- Leading expert in the areas of women and violence
- Coordinator for the KU Women’s Studies Honors Program
- Mid-Continent Region President for the Society for the Scientific Study of Sex
- Referenced in numerous popular magazines such as Self, Vogue, Mademoiselle, and Glamour
- 1997: Winner of the W.T. Kemper Award for Excellence in Teaching
Charlene Muehlenhard, Assistant Professor of Psychology and Women’s Studies, is an outstanding professor and leader at the University of Kansas. However, her work with women and violence, both in academia and in the community, has made her truly an influential scholar and champion of women’s well-being.
Professor Muehlenhard received her BA in Psychology and Mathematics from the University of Cincinnati in 1973. She attended the University of Wisconsin for her Clinical Psycholgy MS and PhD degrees, awarded in 1976 and 1981, respectively. She taught as an Assistant Professor of Psychology from 1980-1988 at the University of Texas A&M before coming to the University of Kansas in 1988. She is a licensed psychologist and therapist in the state of Texas; she supervised the Texas A&M university psychology clinic from 1986-1988 and also worked in private practice during that time.
Dr. Muehlenhard serves as the Coordinator for the Women’s Studies Honors Program. She has also been a member of the Sexual Assault Forum, Women’s Studies Advisory Board, Psychology Department Clinical Admissions and Undergraduate Advisory committees, and the Women’s Studies Executive, Minority Faculty Search, and Curriculum committees. She is a warmly-received educator in the teaching areas of psychology of women and gender, women and violence, and intelligence testing. Students are typically very pleased with the training she provides in the graduate-required clinical psychology course concerning assessment of cognitive abilities – satisfaction that is typically “unheard of” for such a course, comments one colleague.
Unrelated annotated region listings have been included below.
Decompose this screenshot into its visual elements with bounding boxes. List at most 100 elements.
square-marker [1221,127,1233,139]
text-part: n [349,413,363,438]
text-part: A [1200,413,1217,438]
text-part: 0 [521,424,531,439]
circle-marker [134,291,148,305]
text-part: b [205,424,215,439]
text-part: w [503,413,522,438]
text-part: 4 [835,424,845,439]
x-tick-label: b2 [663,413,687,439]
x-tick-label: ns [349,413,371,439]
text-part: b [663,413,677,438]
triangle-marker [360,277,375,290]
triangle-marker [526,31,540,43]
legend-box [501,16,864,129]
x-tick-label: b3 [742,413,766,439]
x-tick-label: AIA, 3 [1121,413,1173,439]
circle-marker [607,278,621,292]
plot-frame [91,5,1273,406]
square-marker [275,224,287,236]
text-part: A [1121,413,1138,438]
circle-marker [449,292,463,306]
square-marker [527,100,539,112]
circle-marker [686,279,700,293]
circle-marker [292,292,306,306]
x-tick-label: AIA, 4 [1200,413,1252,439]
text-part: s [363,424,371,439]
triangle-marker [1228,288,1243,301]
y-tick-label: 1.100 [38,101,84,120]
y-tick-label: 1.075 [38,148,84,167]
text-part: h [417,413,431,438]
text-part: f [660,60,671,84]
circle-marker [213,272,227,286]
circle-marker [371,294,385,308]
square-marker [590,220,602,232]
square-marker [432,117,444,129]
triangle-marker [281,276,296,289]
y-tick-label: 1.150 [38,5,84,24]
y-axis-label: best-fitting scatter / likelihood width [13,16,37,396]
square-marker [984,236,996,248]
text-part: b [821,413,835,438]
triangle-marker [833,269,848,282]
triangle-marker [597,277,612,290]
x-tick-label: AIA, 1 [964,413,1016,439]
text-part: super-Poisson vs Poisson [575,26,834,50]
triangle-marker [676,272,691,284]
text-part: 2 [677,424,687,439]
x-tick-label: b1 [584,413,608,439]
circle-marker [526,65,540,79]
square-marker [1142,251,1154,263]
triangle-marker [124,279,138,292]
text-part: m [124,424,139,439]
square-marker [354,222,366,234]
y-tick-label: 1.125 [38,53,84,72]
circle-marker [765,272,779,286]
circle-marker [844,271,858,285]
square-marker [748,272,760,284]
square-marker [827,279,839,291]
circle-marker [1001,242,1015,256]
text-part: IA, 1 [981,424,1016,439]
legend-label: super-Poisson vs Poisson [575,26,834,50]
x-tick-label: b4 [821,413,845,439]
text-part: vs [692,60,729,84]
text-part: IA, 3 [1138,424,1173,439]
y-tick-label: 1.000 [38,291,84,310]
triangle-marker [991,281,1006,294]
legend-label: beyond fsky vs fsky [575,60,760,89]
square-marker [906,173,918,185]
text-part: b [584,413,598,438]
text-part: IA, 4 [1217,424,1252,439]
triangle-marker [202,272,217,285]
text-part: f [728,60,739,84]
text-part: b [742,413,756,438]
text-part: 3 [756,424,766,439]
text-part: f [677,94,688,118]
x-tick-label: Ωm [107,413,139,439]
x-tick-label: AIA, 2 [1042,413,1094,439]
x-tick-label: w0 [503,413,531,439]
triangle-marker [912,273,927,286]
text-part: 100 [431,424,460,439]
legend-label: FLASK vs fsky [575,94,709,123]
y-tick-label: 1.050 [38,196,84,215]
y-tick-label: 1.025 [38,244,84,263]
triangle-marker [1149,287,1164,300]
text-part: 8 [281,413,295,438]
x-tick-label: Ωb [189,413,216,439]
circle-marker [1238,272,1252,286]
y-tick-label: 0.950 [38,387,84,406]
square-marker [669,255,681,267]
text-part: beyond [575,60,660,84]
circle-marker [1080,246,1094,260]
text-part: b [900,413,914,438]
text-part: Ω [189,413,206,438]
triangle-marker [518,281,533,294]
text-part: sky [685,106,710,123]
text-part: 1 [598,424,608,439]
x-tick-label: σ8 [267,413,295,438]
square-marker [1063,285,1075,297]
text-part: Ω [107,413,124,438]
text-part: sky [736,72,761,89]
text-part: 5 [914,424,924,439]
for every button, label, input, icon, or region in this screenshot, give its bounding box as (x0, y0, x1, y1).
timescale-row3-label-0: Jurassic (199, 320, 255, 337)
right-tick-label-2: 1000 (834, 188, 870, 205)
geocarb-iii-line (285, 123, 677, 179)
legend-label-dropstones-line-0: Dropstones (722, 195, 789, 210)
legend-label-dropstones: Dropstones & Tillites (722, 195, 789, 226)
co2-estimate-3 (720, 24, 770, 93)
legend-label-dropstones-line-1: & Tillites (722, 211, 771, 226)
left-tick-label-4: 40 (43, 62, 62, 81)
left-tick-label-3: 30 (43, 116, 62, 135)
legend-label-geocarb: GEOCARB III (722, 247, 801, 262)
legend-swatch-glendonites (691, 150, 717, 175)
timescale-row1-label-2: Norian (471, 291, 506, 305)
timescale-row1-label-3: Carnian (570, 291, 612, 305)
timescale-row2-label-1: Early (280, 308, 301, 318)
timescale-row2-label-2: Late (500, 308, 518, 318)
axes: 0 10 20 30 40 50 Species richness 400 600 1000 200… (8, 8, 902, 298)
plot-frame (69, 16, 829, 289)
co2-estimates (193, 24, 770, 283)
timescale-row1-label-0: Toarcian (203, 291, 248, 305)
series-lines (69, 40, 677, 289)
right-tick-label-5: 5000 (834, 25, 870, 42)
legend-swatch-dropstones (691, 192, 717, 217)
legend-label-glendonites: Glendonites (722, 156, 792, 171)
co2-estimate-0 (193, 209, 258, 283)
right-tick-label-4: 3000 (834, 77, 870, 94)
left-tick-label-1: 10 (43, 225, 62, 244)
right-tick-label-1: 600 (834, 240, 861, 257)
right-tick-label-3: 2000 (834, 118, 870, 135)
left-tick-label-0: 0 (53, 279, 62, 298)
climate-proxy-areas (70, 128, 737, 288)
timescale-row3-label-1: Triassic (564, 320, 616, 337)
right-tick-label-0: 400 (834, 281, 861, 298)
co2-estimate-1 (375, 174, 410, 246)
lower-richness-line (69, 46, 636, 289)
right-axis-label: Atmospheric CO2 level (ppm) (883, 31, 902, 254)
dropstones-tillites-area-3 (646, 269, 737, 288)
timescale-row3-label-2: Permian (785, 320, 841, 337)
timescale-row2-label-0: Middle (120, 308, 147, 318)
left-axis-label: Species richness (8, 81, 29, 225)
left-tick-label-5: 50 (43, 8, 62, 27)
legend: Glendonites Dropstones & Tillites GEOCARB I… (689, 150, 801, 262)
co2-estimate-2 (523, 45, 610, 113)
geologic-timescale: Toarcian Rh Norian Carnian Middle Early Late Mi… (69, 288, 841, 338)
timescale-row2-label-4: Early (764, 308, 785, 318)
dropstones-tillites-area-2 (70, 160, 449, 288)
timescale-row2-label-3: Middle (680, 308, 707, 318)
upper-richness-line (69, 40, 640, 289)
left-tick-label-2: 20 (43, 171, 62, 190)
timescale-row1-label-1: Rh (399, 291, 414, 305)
Dr. Muehlenhard, a member of the Board of Directors for the Douglas County Rape Victim Support, is renowned for her work in the area of women and violence. Her scholarly interests include sexuality in relationships, sexual consent, rape and other forms of sexual coercion, acquaintance rape, the double standard/double bind of sex roles for women, communication and miscommunication of sex, and the abuse of women as both children adults. She is a leading expert on this last area; she has published much work on why abuse victims continue to be abused as adults, citing the ability to detach minds from their bodies in order to provide some relief from the abuse has led to a permanent dissociation which may make the woman more vulnerable to rape as an adult. To help promote psychology among the public, Dr. Muehlenhard has been interviewed by numerous television, radio, and newspaper reporters. Not only has she been cited in professional publications, but she has been referenced in numerous popular magazines which have a wider circulation, such as Self, Vogue, Mademoiselle, and Glamour.
She is a member of the American Psychological Association, the Association for Advancement of Behavioral Therapy, the National Women’s Studies Association, and the American Association of University Professors. She also serves as a reviewer for multiple psychology and women’s studies journals. Her largest body of service has been to the Society for the Scientific Study of Sex (SSSS); she has served as the Mid-Continent Region (12 states) President, Chair of the Sexual Agression Special Interest Group, Program Committee Meeting Member, Co-Chair of the Feminist Perspectives committee, and as a member of the committee which evaluated guidelines for the formation of local chapters, all for this group.
Dr. Muehlenhard received the Kemper Fellowship for her teaching excellence in 1997. One colleague noted he had never seen so many students lined up for a professor’s office hours, and complimented that “she really has the interests of students at heart.” The students echo these sentiments. “She has helped me struggle through academic crises and celebrated my achievement of important milestones,” stated one graduate student. “It is important to note that she does not play favorites - everyone receives the same support and attention. Charlene is respectful of her students and treats them as junior colleagues. As a role model, she presents a shining example of how to achieve the balance of intellect, warmth, criticism and instruction that graduate advising and teaching entails.”